What were the reasons for this apocalyptic situation? How could it have had such an impact on the market? What can you expect next?
FTT AT ALAMEDA RESEARCH: THE BEGINNING OF THE NIGHTMARE
On November 2, CoinDesk media revealed a close connection between FTX and Alamada Research, the two companies of Sam Bankman-Fried (known as SBF). Indeed, according to a financial document CoinDesk reportedly reviewed, as of June 30 this year, Alamada Research’s assets would consist of $3.66 billion in “unlocked FTT”, out of a total of $14.6 billion. Liabilities would show $292 million in FTT, out of a total of $8 billion. The problem is that the “FTT” is the exchange token issued by the FTX company, suggesting that the SBF empire could have liquidity and insolvency problems.
Four days later, Alameda Research CEO Caroline Ellison spoke about the situation, specifying that this report “only covers a subset of [nos] legal persons”.
INTERVENTION OF CZ ON TWITTER AND FALL OF FTT
Changpeng Zhao (known as CZ), CEO of Binance, announced on November 7 in response to these revelations that it had made the decision to sell its $2.1 billion stake in FTX (including FTT and BUSD stablecoins), with particularly considered for risk. This announcement, made publicly on Twitter, was felt instantly, sending the price of FTX’s proprietary cryptocurrency down 30% overnight.

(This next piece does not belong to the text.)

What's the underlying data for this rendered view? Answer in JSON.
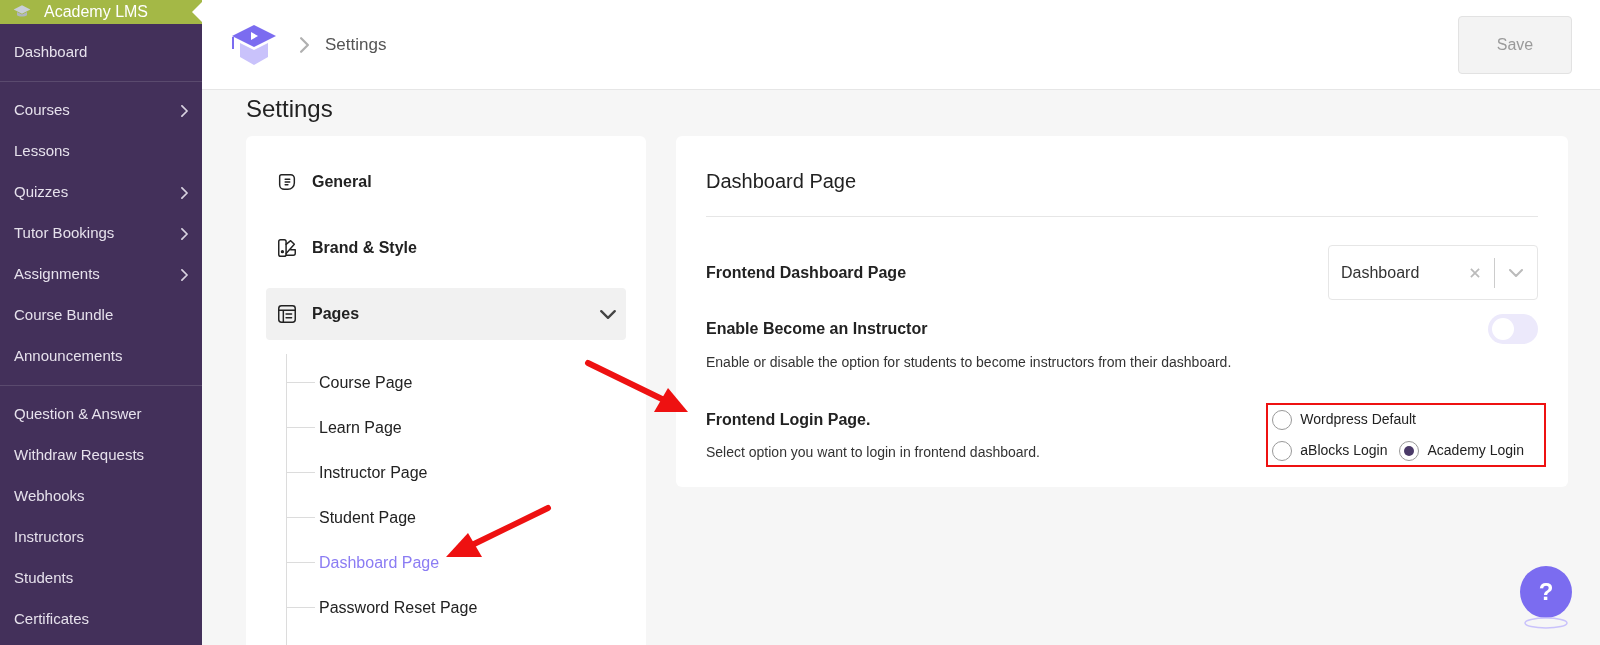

According to Bloomberg, FTX’s stablecoin reserves fell to $114 million on the same day, from $394 million three days earlier.
Further tweets were then posted to both CEOs’ accounts discussing FTX’s creditworthiness. SBF claimed in these tweets that they had no problem processing withdrawals and that the money was safe.
FTX INSOLVENCY AND CONSEQUENCES
Despite SBF’s attempt to calm down, investors were not convinced. The next day, Tuesday, November 8, the FTT continued to fall as withdrawals piled up on the FTX platform. The more time passed, the fewer withdrawals were processed. At the same time, the price of FTT continued to decline. These events have confirmed investors’ fears and hopes of ever seeing their money back have become increasingly dim for users.
FTX then spoke on twitter, the platform announced that it had entered Chapter 11 bankruptcy proceedings in the United States. The world’s No. 2 stock exchange has gone under the US bankruptcy regime. The group then claimed more than 100,000 creditors with debts estimated at between $10 and $50 billion.
The bankruptcy concerns FTX.com and FTX.us while the Bahamian subsidiary of FTX is not included in the restructuring plan. In addition, the platform’s CEO Sam Bankman-Fried officially announced his resignation on Friday, November 11. John J. Ray III has been appointed as interim CEO until light is shed on this story.
Many users have therefore lost their entire wallet, withdrawals are blocked for them both in the United States and in the European zone. As of last Friday, it appears that the platform has not completed any withdrawals. This decision would surely come from FTX’s new management.
For their part, the partners flee in order not to tarnish their image with that of the exchange: Visa announces that it is ending its partnership with regard to the crypto card; Mercedes, which had signed an agreement to promote FTX on its single-seaters in F1, announced it had suspended the agreement and continued to closely monitor the situation. On the basketball side, the Miami Heat team also terminated his contract, also relinquishing the name “FTX Arena” for his stadium.
DESCENT TO HELL
FTX’s descent into hell continues even after the bankruptcy announcement for the exchange platform. Indeed, it reports that it has been hacked and that it has been robbed of several hundred million dollars. Some media speak of more than 600 million. The platform then came forward and said security had been compromised and advised against logging into the app or website.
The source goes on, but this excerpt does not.